I can hear birds chirping but I subscribe to the theory that anything I cannot see at the moment is not truly real. Even the things I can see may not be real. I have always liked the idea that when I blink the world dies and everything refreshes as my lashes rise. A number of people, countless to me, gone and then reawakened every few moments- to a life in progress. I may just like the idea of being disruptive on a global scale. Perhaps one of the few things I have in common with President Trump.

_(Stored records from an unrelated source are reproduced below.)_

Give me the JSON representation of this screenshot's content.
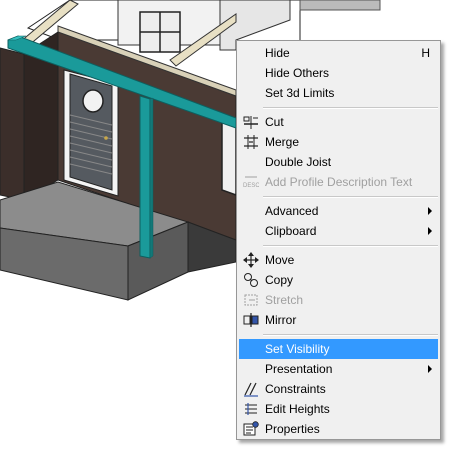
{
  "menu": {
    "items": [
      {
        "label": "Hide",
        "shortcut": "H"
      },
      {
        "label": "Hide Others"
      },
      {
        "label": "Set 3d Limits"
      },
      {
        "label": "Cut",
        "icon": "cut-wall-icon"
      },
      {
        "label": "Merge",
        "icon": "merge-icon"
      },
      {
        "label": "Double Joist"
      },
      {
        "label": "Add Profile Description Text",
        "icon": "desc-text-icon",
        "disabled": true
      },
      {
        "label": "Advanced",
        "submenu": true
      },
      {
        "label": "Clipboard",
        "submenu": true
      },
      {
        "label": "Move",
        "icon": "move-arrows-icon"
      },
      {
        "label": "Copy",
        "icon": "copy-icon"
      },
      {
        "label": "Stretch",
        "icon": "stretch-icon",
        "disabled": true
      },
      {
        "label": "Mirror",
        "icon": "mirror-icon"
      },
      {
        "label": "Set Visibility",
        "highlighted": true
      },
      {
        "label": "Presentation",
        "submenu": true
      },
      {
        "label": "Constraints",
        "icon": "constraints-icon"
      },
      {
        "label": "Edit Heights",
        "icon": "edit-heights-icon"
      },
      {
        "label": "Properties",
        "icon": "properties-icon"
      }
    ]
  },
  "colors": {
    "highlight": "#3399ff",
    "selected_beam": "#1a9a9a",
    "wall_dark": "#4a3a34",
    "floor_gray": "#8c8c8c"
  }
}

I am not entirely sure if I took my medication today. I could count them, I suppose, but I had imagined I did and I marked it off on my phone. Still, there were more antibiotics than there should be, so I am afraid that I fucked up somewhere. I've had a dreadful number of pills to consume lately because I recently, finally, had all 4 of my wisdom teeth removed. I suspect that I may have developed a dry socket yesterday, but I am trying not to think on it too much. I finally allowed myself the burger I had been craving for a week since I figured if I was fucked I might as well go all in. I don't know if that's a healthy approach to life. I tried to thoroughly clean my mouth out afterwards, but I find even the most basic anatomy quite confusing. I don't like the look of everything- all slimy and pink, none of it ever seems quite right- so I am afraid I don't know how effective my efforts were. I can only applaud myself for trying.
And I will.
Because I had a panic attack yesterday and I was quite annoyed that it should pop-up to disturb the regular course of my day when I am on medication. I have been for perhaps two weeks? Maybe we're getting to three? I will be seeing the psychiatrist again when I return from my trip. It will likely be a much needed visit. Although, I have considered, that after having 4 teeth pulled, being stuck in a small space with my mother for 4 days cannot possibly be as harrowing an experience. I LITERALLY just had teeth pulled!! Which is like the expression of extreme discomfort all things are compared to- so I have to be slightly more capable of handling the situation now. But- PANIC. Yes, it set in while I was watching It Follows, which is, as far as teen horror dramas go, not terrible? I haven't seen a lot of teen horror, so I don't know if I'm a good judge. I also can't take teenage lives seriously, which made me far less empathetic to the threat of them dying. I was as deadened to them as they would be to the world once they were sexed to death. So, relatively speaking, what I was doing at the time had no bearing on my emotional state- but I was pulling out hair for a considerable amount of time. Trying to find the one that would make my head feel normal and everything go away- and I considered whether that might be a compulsive thing? Probably not enough. I'm so close to so many more interesting problems than just "clinical depression" but still so far. I'm a little ADD, my psychiatrist says, but maybe the lack of focus is the depression, and anyway, we agreed I'm not bad enough to need medication for that. I might have mood swings, but if I'm not staying up for nights on end who cares if I have extended periods of erratic (and sometimes erotic [I'm so sorry, that was terrible and gross]) behavior? Even the anxiety isn't quite enough of anxiety to be treated on its own. All that stands out is the good-old stand by of depression. I guess I didn't tell her about the brain worms- but really, who would? I probably should. I probably should this next time. I don't want to keep having hair pulling episodes.
This also made me realize that I need far more physical affection than I am currently receiving. I feel wholly detached from human beings. I don't know how to be with them. I want to be embraced by them and I want to be able to physically feel that warmth of acceptance. I could probably get that from Myex, but that seems like a weird crutch...so I don't know.